Bieszczady - stolicą

Choć polskie zimy charakterem odbiegają od tych z Północy, to i w naszym kraju z powodzeniem można jeździć psimi zaprzęgami. Świadczyć o tym mogą nie tylko sukcesy polskich maszerów (maszer to osoba prowadząca zaprzęg) w zawodach Pucharu Świata, Mistrzostw Świata, czy Europy, ale i coraz większa liczba takich imprez organizowana u nas.

Mało który region nadaje się do tego tak dobrze jak polskie góry. Stolicą sportów zaprzęgowych są Bieszczady, nazywane polską Alaską. Od dziesięciu lat w Baligrodzie odbywają się zawody o nazwie „W Krainie Wilka", są też nieco młodsze: „W Krainie Żubra" - w Lutowiskach i „W Kresowej Krainie" w okolicach Lubaczowa. Przyciągają coraz większe rzesze spragnionych rywalizacji zawodników, ich czworonogów oraz widzów. – Z roku na rok zwiększa się popularność tej dyscypliny - mówi Andrzej Ratymirski, założyciel i prezes rzeszowskiego Klubu Sportowego Psich Zaprzęgów „Nome", który od wielu lat jest współorganizatorem zawodów. – Niektórzy, by kibicować, przyjeżdżają nawet z odległych miejscowość.

Bieszczadzkim zawodom kroku stara się dotrzymać Polana Jakuszycka, gdzie co roku gości „Husqvarna Tour". – Nasza impreza jest bardzo widowiskowa – mówi Zyta Bałazy, nadleśniczy Nadleśnictwa Szklarska Poręba, po terenach którego przebiega większość tras. – Ale i w Górach Izerskich jest pięknie.

Zawody psich zaprzęgów promują dyscyplinę, poszczególne regiony Polski i jej przyrodę, integrują lokalne społeczności. Pętle tras przebiegają przez ośnieżone grzbiety gór i lasy. W ich wytyczaniu i organizowaniu zawodów często biorą udział nadleśnictwa. – Psim treningom służą akurat nieczynne drogi i szlaki zrywkowe. Na naszym terenie, ze względu na różnorodne formy ochrony przyrody, ciężko jest wyznaczyć stałe trasy. Organizatorzy co roku muszą uzgadniać ich przebieg i otrzymywać stosowną opinię od Regionalnej Dyrekcji Ochrony Środowiska – tłumaczy pani nadleśniczy.

Na sankach przez jezioro

Zaprzęgi to świetny sposób na oryginalną rekreację. – Psy dają doskonałą możliwość obcowania z przyrodą – mówi Jarosław Kemuś, leśniczy, właściciel ośmiu czworonogów rasy husky. Na co dzień kieruje szkółką w Doręgowicach (Nadleśnictwo Lutówko) i dużo czasu spędza w terenie. Twierdzi jednak, że uczuć, które towarzyszą powożeniu zaprzęgiem nie da się porównać z żadnymi innym. Dzikość psów idealnie komponuje się z naturą.

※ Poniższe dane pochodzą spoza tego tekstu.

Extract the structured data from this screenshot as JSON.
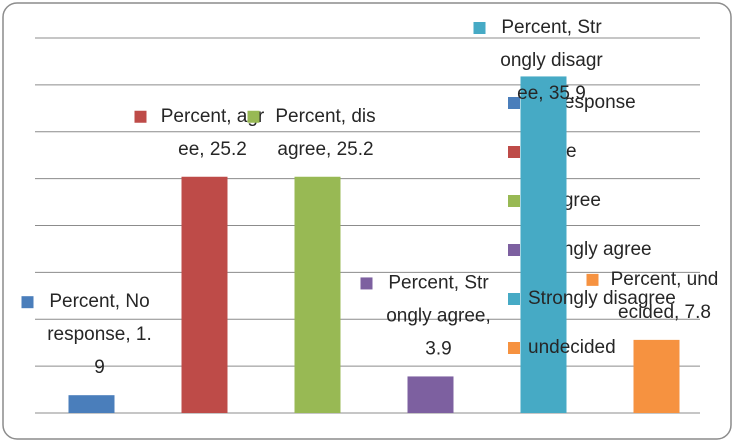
{
  "chart_data": {
    "type": "bar",
    "series_name": "Percent",
    "categories": [
      "No response",
      "agree",
      "disagree",
      "Strongly agree",
      "Strongly disagree",
      "undecided"
    ],
    "values": [
      1.9,
      25.2,
      25.2,
      3.9,
      35.9,
      7.8
    ],
    "value_labels": [
      "Percent, No response, 1.9",
      "Percent, agree, 25.2",
      "Percent, disagree, 25.2",
      "Percent, Strongly agree, 3.9",
      "Percent, Strongly disagree, 35.9",
      "Percent, undecided, 7.8"
    ],
    "colors": [
      "#4a7ebb",
      "#be4b48",
      "#98b954",
      "#7d60a0",
      "#46aac5",
      "#f69240"
    ],
    "ylim": [
      0,
      40
    ],
    "yticks": [
      0,
      5,
      10,
      15,
      20,
      25,
      30,
      35,
      40
    ],
    "grid": true,
    "legend": "right"
  }
}
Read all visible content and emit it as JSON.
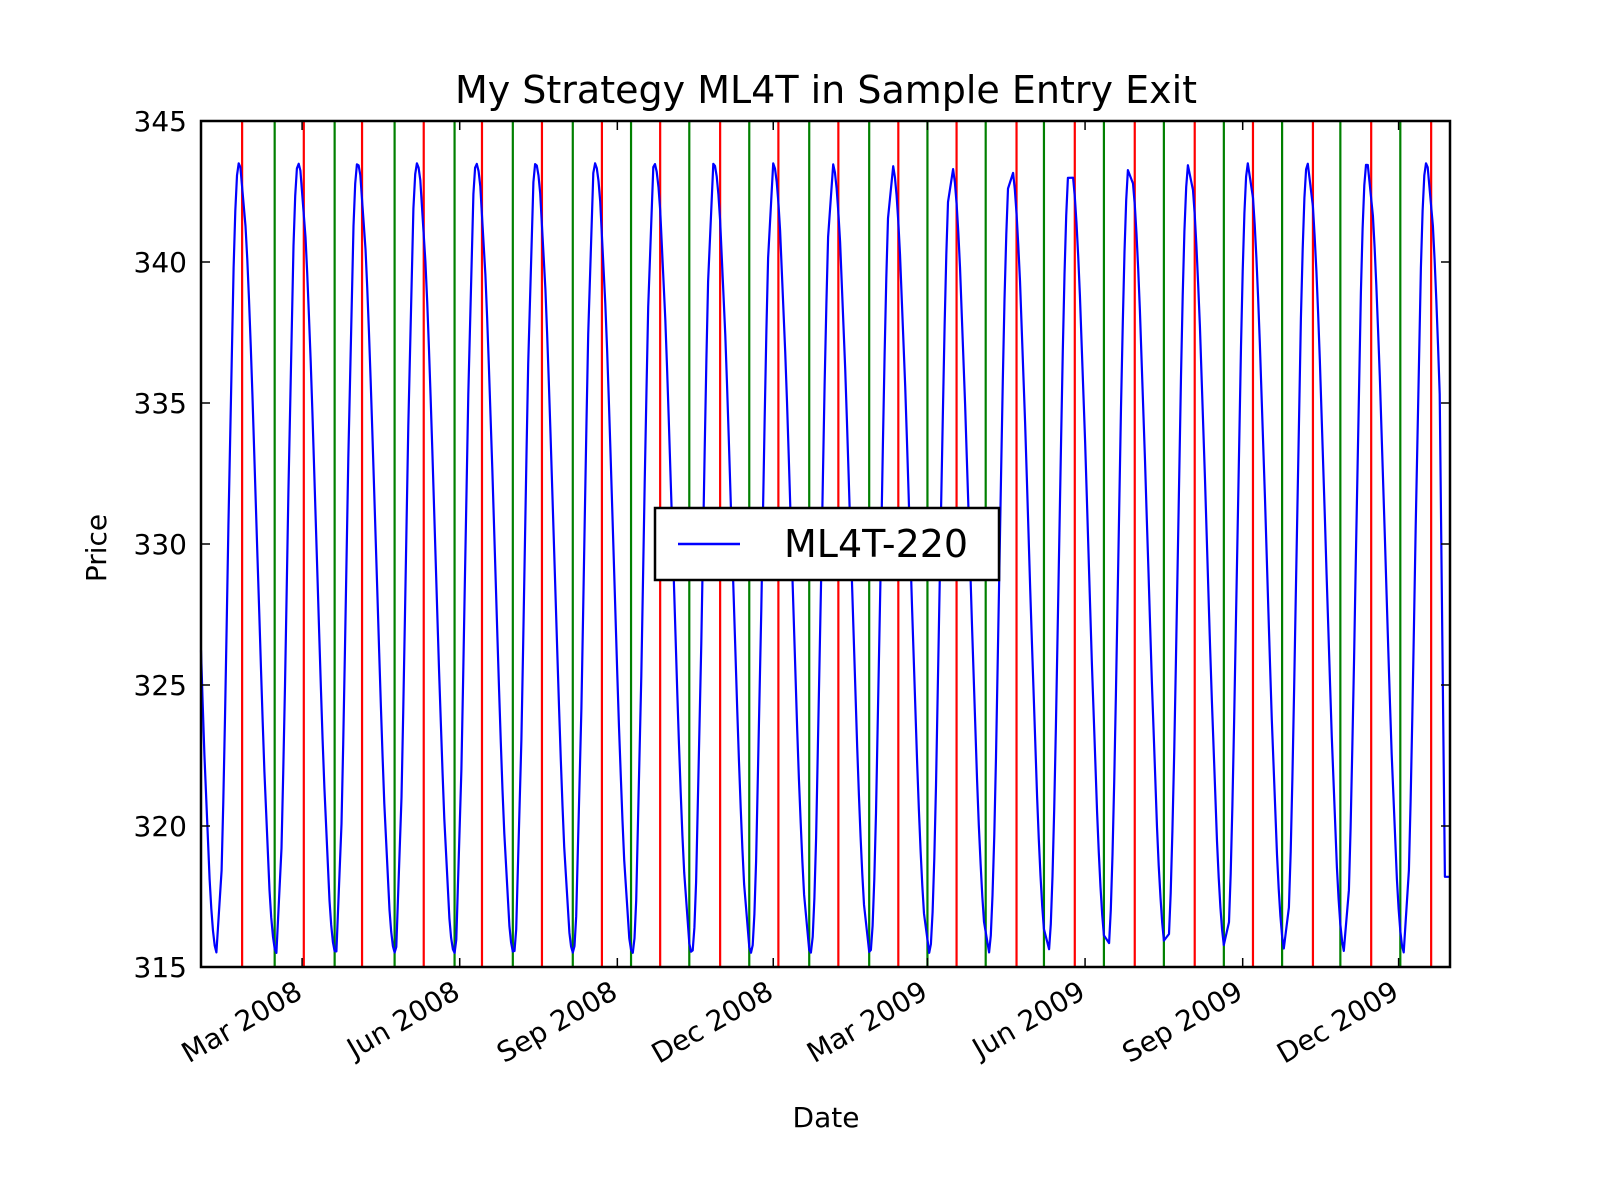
{
  "chart_data": {
    "type": "line",
    "title": "My Strategy ML4T in Sample Entry Exit",
    "xlabel": "Date",
    "ylabel": "Price",
    "ylim": [
      315,
      345
    ],
    "xlim": [
      "2008-01-02",
      "2009-12-31"
    ],
    "yticks": [
      315,
      320,
      325,
      330,
      335,
      340,
      345
    ],
    "xticks": [
      {
        "date": "2008-03-01",
        "label": "Mar 2008"
      },
      {
        "date": "2008-06-01",
        "label": "Jun 2008"
      },
      {
        "date": "2008-09-01",
        "label": "Sep 2008"
      },
      {
        "date": "2008-12-01",
        "label": "Dec 2008"
      },
      {
        "date": "2009-03-01",
        "label": "Mar 2009"
      },
      {
        "date": "2009-06-01",
        "label": "Jun 2009"
      },
      {
        "date": "2009-09-01",
        "label": "Sep 2009"
      },
      {
        "date": "2009-12-01",
        "label": "Dec 2009"
      }
    ],
    "legend_position": "center",
    "series": [
      {
        "name": "ML4T-220",
        "color": "#0000ff",
        "period_days": 34.65,
        "first_peak": "2008-01-24",
        "first_trough": "2008-02-15",
        "peak_value": 343.5,
        "trough_value": 315.5,
        "last_value": 318.2
      }
    ],
    "entry_lines": {
      "color": "#ff0000",
      "dates": [
        "2008-01-26",
        "2008-03-02",
        "2008-04-05",
        "2008-05-11",
        "2008-06-14",
        "2008-07-19",
        "2008-08-23",
        "2008-09-26",
        "2008-10-31",
        "2008-12-04",
        "2009-01-08",
        "2009-02-12",
        "2009-03-18",
        "2009-04-22",
        "2009-05-26",
        "2009-06-30",
        "2009-08-04",
        "2009-09-07",
        "2009-10-12",
        "2009-11-15",
        "2009-12-20"
      ]
    },
    "exit_lines": {
      "color": "#008000",
      "dates": [
        "2008-02-14",
        "2008-03-20",
        "2008-04-24",
        "2008-05-29",
        "2008-07-02",
        "2008-08-06",
        "2008-09-09",
        "2008-10-13",
        "2008-11-17",
        "2008-12-22",
        "2009-01-26",
        "2009-03-01",
        "2009-04-04",
        "2009-05-08",
        "2009-06-12",
        "2009-07-17",
        "2009-08-21",
        "2009-09-24",
        "2009-10-28",
        "2009-12-02"
      ]
    }
  }
}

Chociaż mieszka na Pojezierzu Kaszubskim słynącym z łagodnych zim, nie ma problemów ze znalezieniem terenów nadających się do jazdy. – Można też jeździć po powierzchni jezior skutych lodem – tłumaczy. Nocleg przy kilkunastostopniowym mrozie w towarzystwie dziesięciu psów to niesamowite przeżycie. – Człowieka otacza cisza niekiedy tylko przerywana ich tajemniczym wyciem. Wracając z takiej wycieczki, czuję się, jakbym wracał z dalekiej północnej wyprawy – dodaje.

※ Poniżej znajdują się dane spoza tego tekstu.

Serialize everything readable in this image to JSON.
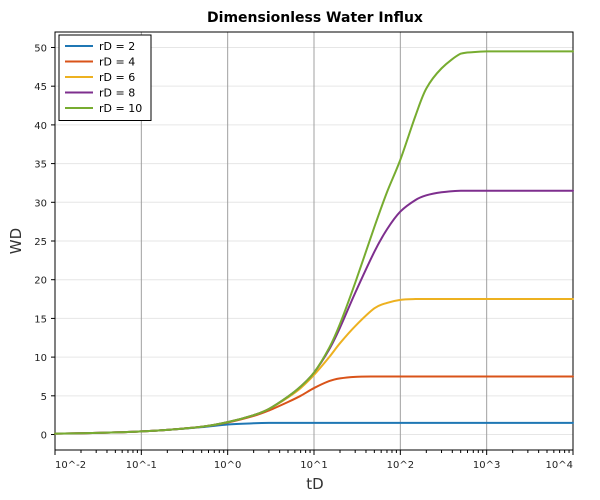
{
  "chart_data": {
    "type": "line",
    "title": "Dimensionless Water Influx",
    "xlabel": "tD",
    "ylabel": "WD",
    "x_scale": "log",
    "xlim": [
      0.01,
      10000
    ],
    "ylim": [
      -2,
      52
    ],
    "x_ticks": [
      0.01,
      0.1,
      1,
      10,
      100,
      1000,
      10000
    ],
    "x_tick_labels": [
      "10^-2",
      "10^-1",
      "10^0",
      "10^1",
      "10^2",
      "10^3",
      "10^4"
    ],
    "y_ticks": [
      0,
      5,
      10,
      15,
      20,
      25,
      30,
      35,
      40,
      45,
      50
    ],
    "y_tick_labels": [
      "0",
      "5",
      "10",
      "15",
      "20",
      "25",
      "30",
      "35",
      "40",
      "45",
      "50"
    ],
    "grid": true,
    "legend_position": "top-left",
    "x": [
      0.01,
      0.02,
      0.05,
      0.1,
      0.2,
      0.5,
      1,
      2,
      3,
      5,
      7,
      10,
      15,
      20,
      30,
      50,
      70,
      100,
      150,
      200,
      300,
      500,
      700,
      1000,
      2000,
      5000,
      10000
    ],
    "series": [
      {
        "name": "rD = 2",
        "color": "#1f77b4",
        "values": [
          0.12,
          0.17,
          0.27,
          0.4,
          0.6,
          0.95,
          1.3,
          1.45,
          1.5,
          1.5,
          1.5,
          1.5,
          1.5,
          1.5,
          1.5,
          1.5,
          1.5,
          1.5,
          1.5,
          1.5,
          1.5,
          1.5,
          1.5,
          1.5,
          1.5,
          1.5,
          1.5
        ]
      },
      {
        "name": "rD = 4",
        "color": "#d95319",
        "values": [
          0.12,
          0.17,
          0.27,
          0.4,
          0.6,
          1.0,
          1.55,
          2.4,
          3.1,
          4.2,
          5.0,
          6.0,
          6.9,
          7.25,
          7.45,
          7.5,
          7.5,
          7.5,
          7.5,
          7.5,
          7.5,
          7.5,
          7.5,
          7.5,
          7.5,
          7.5,
          7.5
        ]
      },
      {
        "name": "rD = 6",
        "color": "#edb120",
        "values": [
          0.12,
          0.17,
          0.27,
          0.4,
          0.6,
          1.0,
          1.6,
          2.5,
          3.3,
          4.8,
          6.0,
          7.7,
          10.0,
          11.8,
          14.0,
          16.3,
          17.0,
          17.4,
          17.5,
          17.5,
          17.5,
          17.5,
          17.5,
          17.5,
          17.5,
          17.5,
          17.5
        ]
      },
      {
        "name": "rD = 8",
        "color": "#7e2f8e",
        "values": [
          0.12,
          0.17,
          0.27,
          0.4,
          0.6,
          1.0,
          1.6,
          2.5,
          3.3,
          4.9,
          6.2,
          8.0,
          11.0,
          13.8,
          18.3,
          23.6,
          26.5,
          28.8,
          30.3,
          30.9,
          31.3,
          31.5,
          31.5,
          31.5,
          31.5,
          31.5,
          31.5
        ]
      },
      {
        "name": "rD = 10",
        "color": "#77ac30",
        "values": [
          0.12,
          0.17,
          0.27,
          0.4,
          0.6,
          1.0,
          1.6,
          2.5,
          3.3,
          4.9,
          6.2,
          8.0,
          11.2,
          14.3,
          19.6,
          26.8,
          31.3,
          35.5,
          41.2,
          44.7,
          47.3,
          49.2,
          49.4,
          49.5,
          49.5,
          49.5,
          49.5
        ]
      }
    ]
  }
}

Pasjonaci zaprzęgów podkreślają, że ten sport jest bardzo mocno związany z lasem. Magda Lupakowa jest leśniczką. O psim zaprzęgu marzyła od  dzieciństwa, które spędziła w górskiej leśniczówce. – Od najbliższych sąsiadów dzieliły nas trzy kilometry. Zimą widać było świeże ślady wilków. Do tego pokochałam książki przygodowe, szczególnie Londona – wspomina. - Otoczenie sprawiło, że powstało marzenie. Spełniłam je kilkadziesiąt lat później.

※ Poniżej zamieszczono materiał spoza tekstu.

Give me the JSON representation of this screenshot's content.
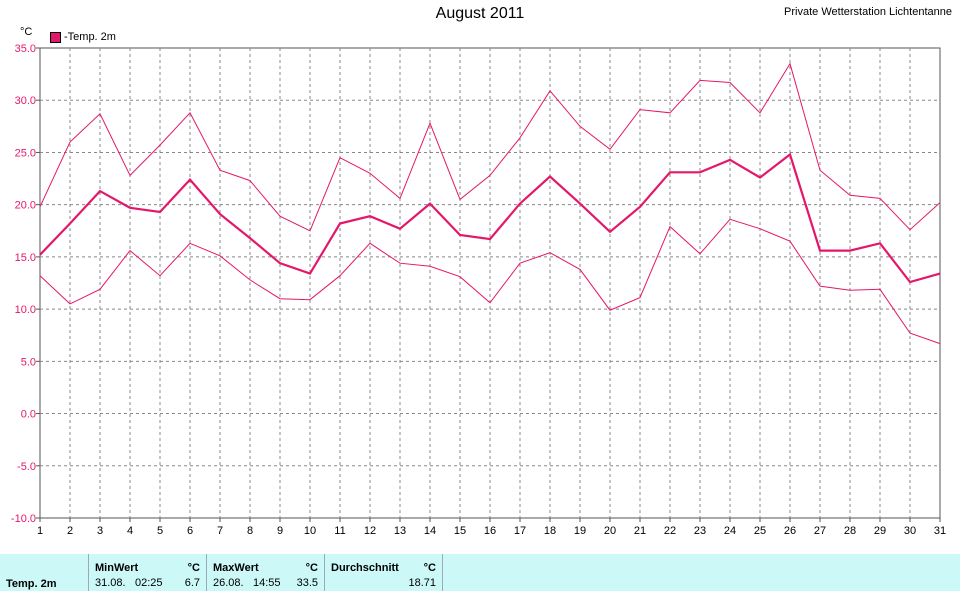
{
  "title": "August 2011",
  "station": "Private Wetterstation Lichtentanne",
  "chart_data": {
    "type": "line",
    "unit": "°C",
    "x": [
      1,
      2,
      3,
      4,
      5,
      6,
      7,
      8,
      9,
      10,
      11,
      12,
      13,
      14,
      15,
      16,
      17,
      18,
      19,
      20,
      21,
      22,
      23,
      24,
      25,
      26,
      27,
      28,
      29,
      30,
      31
    ],
    "ylim": [
      -10,
      35
    ],
    "yticks": [
      "35.0",
      "30.0",
      "25.0",
      "20.0",
      "15.0",
      "10.0",
      "5.0",
      "0.0",
      "-5.0",
      "-10.0"
    ],
    "grid": true,
    "legend_position": "top-left",
    "series": [
      {
        "name": "-Temp. 2m",
        "role": "mean",
        "color": "#e4186a",
        "values": [
          15.2,
          18.2,
          21.3,
          19.7,
          19.3,
          22.4,
          19.1,
          16.8,
          14.4,
          13.4,
          18.2,
          18.9,
          17.7,
          20.1,
          17.1,
          16.7,
          20.1,
          22.7,
          20.1,
          17.4,
          19.8,
          23.1,
          23.1,
          24.3,
          22.6,
          24.8,
          15.6,
          15.6,
          16.3,
          12.6,
          13.4
        ]
      },
      {
        "role": "max",
        "color": "#e4186a",
        "values": [
          19.8,
          26.0,
          28.7,
          22.8,
          25.7,
          28.8,
          23.3,
          22.3,
          18.9,
          17.5,
          24.5,
          23.0,
          20.6,
          27.8,
          20.5,
          22.8,
          26.4,
          30.9,
          27.5,
          25.3,
          29.1,
          28.8,
          31.9,
          31.7,
          28.8,
          33.5,
          23.3,
          20.9,
          20.6,
          17.6,
          20.2
        ]
      },
      {
        "role": "min",
        "color": "#e4186a",
        "values": [
          13.2,
          10.5,
          11.9,
          15.6,
          13.2,
          16.3,
          15.1,
          12.8,
          11.0,
          10.9,
          13.2,
          16.3,
          14.4,
          14.1,
          13.1,
          10.6,
          14.4,
          15.4,
          13.8,
          9.9,
          11.1,
          17.9,
          15.3,
          18.6,
          17.7,
          16.5,
          12.2,
          11.8,
          11.9,
          7.7,
          6.7
        ]
      }
    ]
  },
  "stats": {
    "row_label": "Temp. 2m",
    "min": {
      "header": "MinWert",
      "unit": "°C",
      "date": "31.08.",
      "time": "02:25",
      "value": "6.7"
    },
    "max": {
      "header": "MaxWert",
      "unit": "°C",
      "date": "26.08.",
      "time": "14:55",
      "value": "33.5"
    },
    "avg": {
      "header": "Durchschnitt",
      "unit": "°C",
      "value": "18.71"
    }
  }
}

Jarosław Kemuś i Andrzej Ratymirski najchętniej trenują w lesie. – Nie wyobrażam sobie jazdy gdzie indziej – mówi pan Jarosław. Jako leśnik postrzega jednak kwestię wjazdu zaprzęgiem do lasu wieloaspektowo. – Powinniśmy powiadomić o tym zamiarze gospodarza terenu, najczęściej leśniczego – tłumaczy. – Dowiemy się wtedy kiedy i gdzie będziemy mogli poruszać się po lesie bezpiecznie.

Maszer, sled i stake-out

Przygodę z zaprzęgami należy zacząć od psa. – Ktoś mądry powiedział, że huskyego się albo w ogóle nie ma, albo ma się ich kilka – mówi z uśmiechem pan Jarosław. Dlatego należy się przygotować na to, że stadko szybko się powiększy. Właściciele psów zwracają uwagę na to, że przed kupnem pierwszego, należy daną rasę poznać, pojechać na zawody, do hodowli, spotkać się z właścicielem zaprzęgu. Należy pamiętać, że psy to nie rzeczy, które można odstawić na bok. Pani Magdalena zwróciła się po poradę do wicemistrzyni świata. – Nauczyła mnie wszystkiego, przede wszystkim właściwego użycia sprzętu. Wiele też dowiedziałam się pracując podczas zawodów jako jej pomocnik.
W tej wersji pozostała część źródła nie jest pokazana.